(81a) Simulation and Optimization of Tubular Fixed-Bed Fischer-Tropsch Synthesis Reactor with Recycle

The increasing demand of world’s energy and the fast depletion of liquid fossil fuel reserves have made natural gas, coal and biomass increasingly attractive as feedstocks for synthetic liquid fuels. For the last two decades, Fischer–Tropsch synthesis (FTS) has gained renewed interest for the conversion of syngas to liquid hydrocarbons.
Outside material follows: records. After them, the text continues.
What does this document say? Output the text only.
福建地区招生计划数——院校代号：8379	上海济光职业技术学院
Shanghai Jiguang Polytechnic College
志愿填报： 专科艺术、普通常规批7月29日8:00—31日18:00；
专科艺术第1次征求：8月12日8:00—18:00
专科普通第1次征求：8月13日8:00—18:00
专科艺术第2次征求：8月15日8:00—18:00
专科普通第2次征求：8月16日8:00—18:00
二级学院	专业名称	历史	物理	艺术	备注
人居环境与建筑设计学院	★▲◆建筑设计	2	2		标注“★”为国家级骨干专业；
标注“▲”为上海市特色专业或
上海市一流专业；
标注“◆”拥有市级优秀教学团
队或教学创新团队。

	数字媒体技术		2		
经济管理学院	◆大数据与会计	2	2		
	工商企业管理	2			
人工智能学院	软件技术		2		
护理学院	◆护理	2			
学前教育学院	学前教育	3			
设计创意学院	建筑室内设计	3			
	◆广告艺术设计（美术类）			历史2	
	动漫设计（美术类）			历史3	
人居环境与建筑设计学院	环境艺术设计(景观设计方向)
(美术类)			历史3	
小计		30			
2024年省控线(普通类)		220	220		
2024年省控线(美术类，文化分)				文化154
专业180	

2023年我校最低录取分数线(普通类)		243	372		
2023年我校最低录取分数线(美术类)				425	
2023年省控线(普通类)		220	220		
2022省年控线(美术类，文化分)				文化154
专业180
In industrial FT reactors, tubular fixed-bed reactor with recycle is widely used. Although many fixed-bed models for FT process have been reported in literature, research on concentration/temperature distributions in fixed-bed reactor with recycle is very limited. In this work, a 2D heterogeneous fixed-bed reactor model with recycle is developed and the simulation results are validated by using the industrial data. The effects of operating conditions on concentration/temperature distributions in FT reactor, such as inlet temperature, pressure, recycle ratio and feed syngas composition, are investigated. The results show that inert content in feed syngas and recycle gas, such as CH₄, N₂, etc., have significant effect on the conversion of CO and temperature distributions in fixed-bed FT reactor. The increase in recycle ratio results in the decrease in the CO conversion for inert gas rich syngas, and the inert gas content in syngas plays an important role to determine the hotspot location and temperature, which can be easily applied to biomass conversion process. Finally, the model is used for multiobjective optimization to maximize CO conversion and minimize the operation cost for fixed-bed FT process with recycle.